Trying to be eco-friendly? You should start with your choice of new phone

Trying to be eco-friendly? You should start with your choice of new phone

You might be dedicated to recycling and make a conscious effort to shop locally, but have you ever thought about the environmental impact of buying a new phone?

Around 56kg of raw materials are needed to create one 200g smartphone, not to mention the energy that is used in their production.

Euronews spoke to French company SMAAART on the sidelines of the Mobile World Congress about how buying refurbished phones can be good for both the environment and your pocket.

"By buying a reconditioned phone, you create 80% less waste than a new one," Jacqueline Pistoulet, the company's communications director, told Euronews.

What's more, the pre-owned models come with a much lower price tag.

Will the phone break after a couple of weeks?

Some people might be scared of buying a recycled phone for fear of it breaking, but companies like SMAAART are trying to combat that by offering a guarantee.

What about my personal data?

Mobile security has been a recurrent theme at the MWC, and many people store a lot of personal data on their phones, so this is a real concern.
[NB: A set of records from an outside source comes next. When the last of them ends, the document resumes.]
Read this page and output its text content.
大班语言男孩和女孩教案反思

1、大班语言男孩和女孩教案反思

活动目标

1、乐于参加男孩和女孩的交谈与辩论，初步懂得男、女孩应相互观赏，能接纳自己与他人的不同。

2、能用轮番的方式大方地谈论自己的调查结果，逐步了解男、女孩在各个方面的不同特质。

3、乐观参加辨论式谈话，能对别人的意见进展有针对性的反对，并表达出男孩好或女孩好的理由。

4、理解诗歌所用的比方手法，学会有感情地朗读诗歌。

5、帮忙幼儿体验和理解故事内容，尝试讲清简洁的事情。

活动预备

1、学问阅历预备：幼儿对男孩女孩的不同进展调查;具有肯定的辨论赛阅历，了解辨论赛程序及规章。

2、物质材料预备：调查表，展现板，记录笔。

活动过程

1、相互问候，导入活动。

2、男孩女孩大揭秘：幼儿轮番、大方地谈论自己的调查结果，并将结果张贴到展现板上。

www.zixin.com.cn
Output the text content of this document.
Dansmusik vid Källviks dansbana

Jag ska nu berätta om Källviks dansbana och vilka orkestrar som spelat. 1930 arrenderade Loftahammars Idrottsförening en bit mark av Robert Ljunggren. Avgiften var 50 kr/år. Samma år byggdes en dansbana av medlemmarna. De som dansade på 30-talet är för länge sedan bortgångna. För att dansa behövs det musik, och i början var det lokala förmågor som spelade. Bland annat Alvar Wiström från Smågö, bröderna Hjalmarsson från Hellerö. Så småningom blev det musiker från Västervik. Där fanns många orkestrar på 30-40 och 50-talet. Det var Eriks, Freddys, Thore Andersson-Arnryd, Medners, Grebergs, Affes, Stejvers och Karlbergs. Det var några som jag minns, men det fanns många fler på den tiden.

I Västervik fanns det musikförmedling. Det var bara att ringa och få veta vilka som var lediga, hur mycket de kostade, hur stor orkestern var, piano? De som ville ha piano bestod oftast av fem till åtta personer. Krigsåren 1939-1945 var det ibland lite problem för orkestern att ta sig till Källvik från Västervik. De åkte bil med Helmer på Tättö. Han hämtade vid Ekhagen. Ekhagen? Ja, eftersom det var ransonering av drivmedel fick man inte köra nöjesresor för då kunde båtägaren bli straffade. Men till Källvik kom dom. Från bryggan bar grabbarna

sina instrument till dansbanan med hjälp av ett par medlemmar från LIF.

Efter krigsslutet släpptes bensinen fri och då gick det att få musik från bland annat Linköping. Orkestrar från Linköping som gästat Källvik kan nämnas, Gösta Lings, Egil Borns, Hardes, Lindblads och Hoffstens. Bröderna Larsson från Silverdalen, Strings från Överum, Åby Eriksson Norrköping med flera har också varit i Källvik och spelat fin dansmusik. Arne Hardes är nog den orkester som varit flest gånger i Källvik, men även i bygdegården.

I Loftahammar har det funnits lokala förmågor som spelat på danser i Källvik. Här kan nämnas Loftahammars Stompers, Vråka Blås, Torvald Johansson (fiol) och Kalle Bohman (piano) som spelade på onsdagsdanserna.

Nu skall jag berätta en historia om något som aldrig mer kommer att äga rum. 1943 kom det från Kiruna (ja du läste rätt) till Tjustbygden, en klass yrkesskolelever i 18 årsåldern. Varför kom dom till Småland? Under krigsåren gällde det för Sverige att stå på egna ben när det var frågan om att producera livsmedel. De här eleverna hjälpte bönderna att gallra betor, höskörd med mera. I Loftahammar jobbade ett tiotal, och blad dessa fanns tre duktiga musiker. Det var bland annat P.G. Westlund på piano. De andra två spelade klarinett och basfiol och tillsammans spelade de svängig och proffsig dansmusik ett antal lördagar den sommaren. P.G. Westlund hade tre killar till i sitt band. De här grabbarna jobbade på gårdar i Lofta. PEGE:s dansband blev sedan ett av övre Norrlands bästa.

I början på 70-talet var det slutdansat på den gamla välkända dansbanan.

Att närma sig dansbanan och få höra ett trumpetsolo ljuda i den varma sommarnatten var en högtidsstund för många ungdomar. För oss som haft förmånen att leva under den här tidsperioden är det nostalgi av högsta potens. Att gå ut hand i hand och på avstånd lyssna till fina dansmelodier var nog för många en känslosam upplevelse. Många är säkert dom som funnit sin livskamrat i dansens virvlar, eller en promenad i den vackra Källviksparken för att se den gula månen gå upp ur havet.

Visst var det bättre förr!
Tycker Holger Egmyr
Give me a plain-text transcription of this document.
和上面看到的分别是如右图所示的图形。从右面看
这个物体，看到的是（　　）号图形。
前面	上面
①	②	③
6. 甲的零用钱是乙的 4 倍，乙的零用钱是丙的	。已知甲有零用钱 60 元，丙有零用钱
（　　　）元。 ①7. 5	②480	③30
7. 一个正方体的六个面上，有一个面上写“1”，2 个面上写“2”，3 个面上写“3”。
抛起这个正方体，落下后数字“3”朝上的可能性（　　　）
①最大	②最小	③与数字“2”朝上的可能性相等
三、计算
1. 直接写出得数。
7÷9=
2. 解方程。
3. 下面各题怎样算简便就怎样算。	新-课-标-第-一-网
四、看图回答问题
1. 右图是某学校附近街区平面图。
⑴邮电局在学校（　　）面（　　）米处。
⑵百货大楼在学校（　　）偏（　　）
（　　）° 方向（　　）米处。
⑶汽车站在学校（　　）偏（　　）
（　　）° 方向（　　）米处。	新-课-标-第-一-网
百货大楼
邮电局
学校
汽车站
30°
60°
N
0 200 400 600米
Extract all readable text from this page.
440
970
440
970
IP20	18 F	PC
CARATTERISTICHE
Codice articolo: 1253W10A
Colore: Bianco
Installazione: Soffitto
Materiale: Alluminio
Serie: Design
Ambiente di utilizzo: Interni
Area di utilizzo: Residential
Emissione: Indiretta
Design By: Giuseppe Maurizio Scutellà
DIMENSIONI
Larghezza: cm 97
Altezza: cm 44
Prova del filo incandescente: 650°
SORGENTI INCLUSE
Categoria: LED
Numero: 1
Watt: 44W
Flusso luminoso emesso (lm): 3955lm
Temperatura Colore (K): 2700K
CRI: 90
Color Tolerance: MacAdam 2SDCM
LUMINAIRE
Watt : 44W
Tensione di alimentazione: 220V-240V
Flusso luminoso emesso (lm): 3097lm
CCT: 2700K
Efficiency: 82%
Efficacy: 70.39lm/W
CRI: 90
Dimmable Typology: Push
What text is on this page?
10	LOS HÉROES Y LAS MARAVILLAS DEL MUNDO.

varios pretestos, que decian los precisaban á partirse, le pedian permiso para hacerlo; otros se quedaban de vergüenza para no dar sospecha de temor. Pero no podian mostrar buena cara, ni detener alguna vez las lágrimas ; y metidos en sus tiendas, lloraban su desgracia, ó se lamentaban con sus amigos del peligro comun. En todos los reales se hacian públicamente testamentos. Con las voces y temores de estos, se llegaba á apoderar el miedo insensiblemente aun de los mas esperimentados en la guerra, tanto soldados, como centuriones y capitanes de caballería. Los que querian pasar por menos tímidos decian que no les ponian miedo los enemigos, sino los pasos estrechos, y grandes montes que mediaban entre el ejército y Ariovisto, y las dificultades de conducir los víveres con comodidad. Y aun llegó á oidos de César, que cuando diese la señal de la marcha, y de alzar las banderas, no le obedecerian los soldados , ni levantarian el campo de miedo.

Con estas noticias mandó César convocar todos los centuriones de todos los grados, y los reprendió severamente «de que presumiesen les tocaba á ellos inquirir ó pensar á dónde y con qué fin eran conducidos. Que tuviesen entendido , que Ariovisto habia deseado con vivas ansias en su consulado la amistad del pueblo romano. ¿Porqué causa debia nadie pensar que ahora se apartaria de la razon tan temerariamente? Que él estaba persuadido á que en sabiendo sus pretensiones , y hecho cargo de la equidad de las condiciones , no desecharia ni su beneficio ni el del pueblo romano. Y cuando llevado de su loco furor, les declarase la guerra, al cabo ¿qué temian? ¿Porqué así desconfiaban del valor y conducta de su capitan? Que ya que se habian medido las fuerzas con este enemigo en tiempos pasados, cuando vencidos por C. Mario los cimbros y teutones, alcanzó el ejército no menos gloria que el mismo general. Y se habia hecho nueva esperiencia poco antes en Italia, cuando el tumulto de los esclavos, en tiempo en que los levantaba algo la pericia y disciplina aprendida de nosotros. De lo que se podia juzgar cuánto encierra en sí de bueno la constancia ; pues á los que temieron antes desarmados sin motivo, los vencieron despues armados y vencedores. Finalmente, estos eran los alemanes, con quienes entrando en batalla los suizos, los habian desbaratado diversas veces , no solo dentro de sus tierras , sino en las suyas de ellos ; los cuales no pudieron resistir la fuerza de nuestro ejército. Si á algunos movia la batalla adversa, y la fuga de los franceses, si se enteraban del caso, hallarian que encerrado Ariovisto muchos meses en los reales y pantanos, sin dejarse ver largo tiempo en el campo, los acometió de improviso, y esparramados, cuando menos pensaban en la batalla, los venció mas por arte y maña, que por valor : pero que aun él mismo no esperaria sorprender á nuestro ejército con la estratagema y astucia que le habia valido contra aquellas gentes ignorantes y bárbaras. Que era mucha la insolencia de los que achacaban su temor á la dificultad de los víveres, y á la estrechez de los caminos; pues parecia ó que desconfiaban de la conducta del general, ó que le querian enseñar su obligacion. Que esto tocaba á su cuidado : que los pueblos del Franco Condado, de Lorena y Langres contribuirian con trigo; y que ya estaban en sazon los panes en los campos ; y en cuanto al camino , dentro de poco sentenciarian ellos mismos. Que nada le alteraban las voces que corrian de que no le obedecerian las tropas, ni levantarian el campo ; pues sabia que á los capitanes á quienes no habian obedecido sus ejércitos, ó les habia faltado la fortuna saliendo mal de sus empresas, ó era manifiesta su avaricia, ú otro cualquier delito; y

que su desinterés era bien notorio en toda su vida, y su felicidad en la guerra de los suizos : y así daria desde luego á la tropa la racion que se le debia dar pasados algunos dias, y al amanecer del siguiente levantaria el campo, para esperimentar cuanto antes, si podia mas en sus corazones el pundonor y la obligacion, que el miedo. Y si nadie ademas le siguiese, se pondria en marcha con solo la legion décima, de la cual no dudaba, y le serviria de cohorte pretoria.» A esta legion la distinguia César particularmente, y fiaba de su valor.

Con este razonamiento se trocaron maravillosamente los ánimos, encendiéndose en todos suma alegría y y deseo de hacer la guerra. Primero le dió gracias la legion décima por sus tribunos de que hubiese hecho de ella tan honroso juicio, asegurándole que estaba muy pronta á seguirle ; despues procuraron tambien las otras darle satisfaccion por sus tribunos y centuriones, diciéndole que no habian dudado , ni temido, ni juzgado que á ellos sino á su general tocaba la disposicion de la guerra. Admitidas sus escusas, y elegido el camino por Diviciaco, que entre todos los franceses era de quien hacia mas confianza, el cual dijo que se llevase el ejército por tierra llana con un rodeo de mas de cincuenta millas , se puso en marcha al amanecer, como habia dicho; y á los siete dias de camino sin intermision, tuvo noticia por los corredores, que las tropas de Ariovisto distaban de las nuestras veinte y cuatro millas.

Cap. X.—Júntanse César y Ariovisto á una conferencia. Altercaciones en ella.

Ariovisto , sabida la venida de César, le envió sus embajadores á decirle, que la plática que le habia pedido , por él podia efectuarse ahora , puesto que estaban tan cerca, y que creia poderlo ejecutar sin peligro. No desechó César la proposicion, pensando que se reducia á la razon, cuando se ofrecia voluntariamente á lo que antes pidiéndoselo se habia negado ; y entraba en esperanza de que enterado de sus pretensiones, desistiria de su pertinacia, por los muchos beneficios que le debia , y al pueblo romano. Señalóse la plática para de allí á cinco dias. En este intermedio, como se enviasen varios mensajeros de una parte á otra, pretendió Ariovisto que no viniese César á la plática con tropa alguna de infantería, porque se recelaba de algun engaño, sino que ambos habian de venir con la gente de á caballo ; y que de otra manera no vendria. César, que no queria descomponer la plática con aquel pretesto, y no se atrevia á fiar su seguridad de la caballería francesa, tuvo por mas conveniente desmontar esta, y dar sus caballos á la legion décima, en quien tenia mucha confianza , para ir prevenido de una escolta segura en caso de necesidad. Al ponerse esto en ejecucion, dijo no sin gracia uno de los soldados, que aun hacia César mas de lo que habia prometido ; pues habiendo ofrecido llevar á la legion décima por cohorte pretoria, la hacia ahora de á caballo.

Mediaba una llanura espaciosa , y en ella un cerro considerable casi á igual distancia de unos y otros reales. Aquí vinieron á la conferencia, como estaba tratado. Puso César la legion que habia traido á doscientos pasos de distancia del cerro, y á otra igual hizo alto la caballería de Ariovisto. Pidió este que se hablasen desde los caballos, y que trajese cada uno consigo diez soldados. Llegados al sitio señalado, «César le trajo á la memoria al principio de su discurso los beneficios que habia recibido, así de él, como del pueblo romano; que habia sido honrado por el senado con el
SMAAART is licenced to remove data and devices are completely wiped before they are resold, said Pistoulet.

If the phone is beyond repair the company works with recycling experts to dispose of it responsibly.

Where do the old phones come from?

The French enterprise buys old company phones as well as running initiatives asking for people to donate their devices in exchange for money off a new one.

Are the phones covered in scratches and bumps?

SMAAART offers three categories of phone from A-C, depending on their cosmetic condition, and the price of the phones reflects this.

Grade A phones are in mint condition, while a grade C phone might have some bumps on the corners, but the fact that the phone will function well is always guaranteed.

The refurbished smartphone market is relatively new, said Pistoulet, but SMAAART already employs 100 people.

"It's a circular economy," she said, "we want to have a positive impact on the environment and society."